Numa nota enviada hoje às redações, o gabinete do ministério reage à notícia referindo que Elvira Fortunato considera os relatos preocupantes.

“As instituições de ensino superior são espaços de liberdade e de promoção dos valores de igualdade e respeito, sem qualquer tipo de discriminação em razão do género, orientação sexual, nacionalidade ou outra, e não devem ser coniventes com as situações que violem esses princípios”, lê-se no comunicado.

Referindo-se às situações de assédio em contexto académico, o ministério sublinha que as universidades e politécnicos “devem ser exemplares nesta matéria e tratar todas as denúncias no contexto da autonomia disciplinar de que dispõem”.

A tutela acrescenta ainda que quaisquer denúncias que possa vir a receber serão remetidas à Inspeção-Geral da Educação e Ciência para averiguações.

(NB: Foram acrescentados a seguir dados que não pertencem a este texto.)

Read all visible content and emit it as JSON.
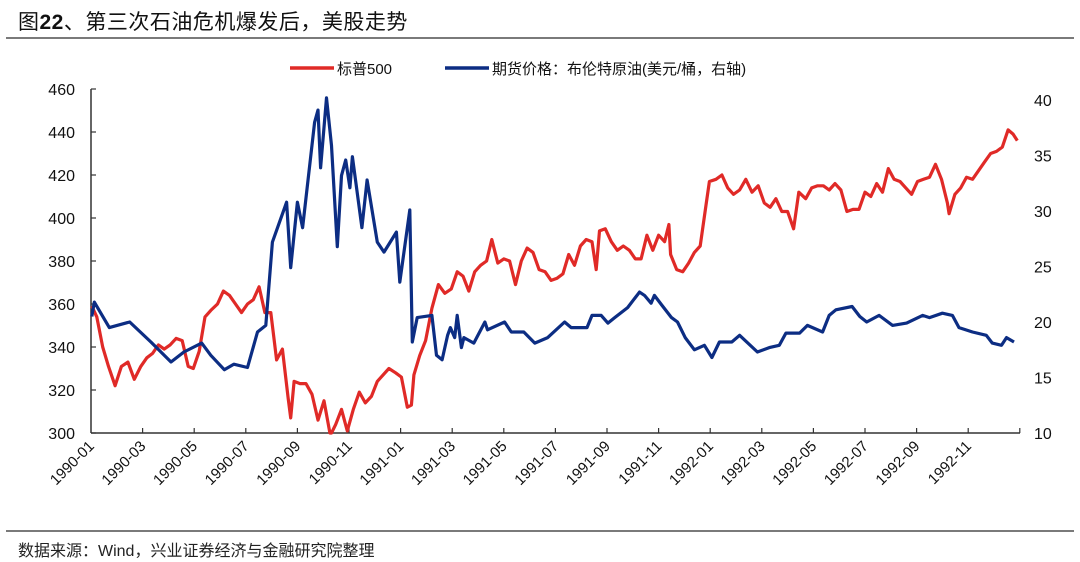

Entretanto, a Faculdade de Direito da Universidade de Lisboa (FDUL) anunciou hoje a criação de um gabinete de apoio às vítimas de assédio e discriminação, na sequência das denúncias recebidas em março.

O gabinete servirá para prestar apoio psicológico e aconselhamento jurídico às vítimas que queiram prosseguir com queixas disciplinares ou criminais.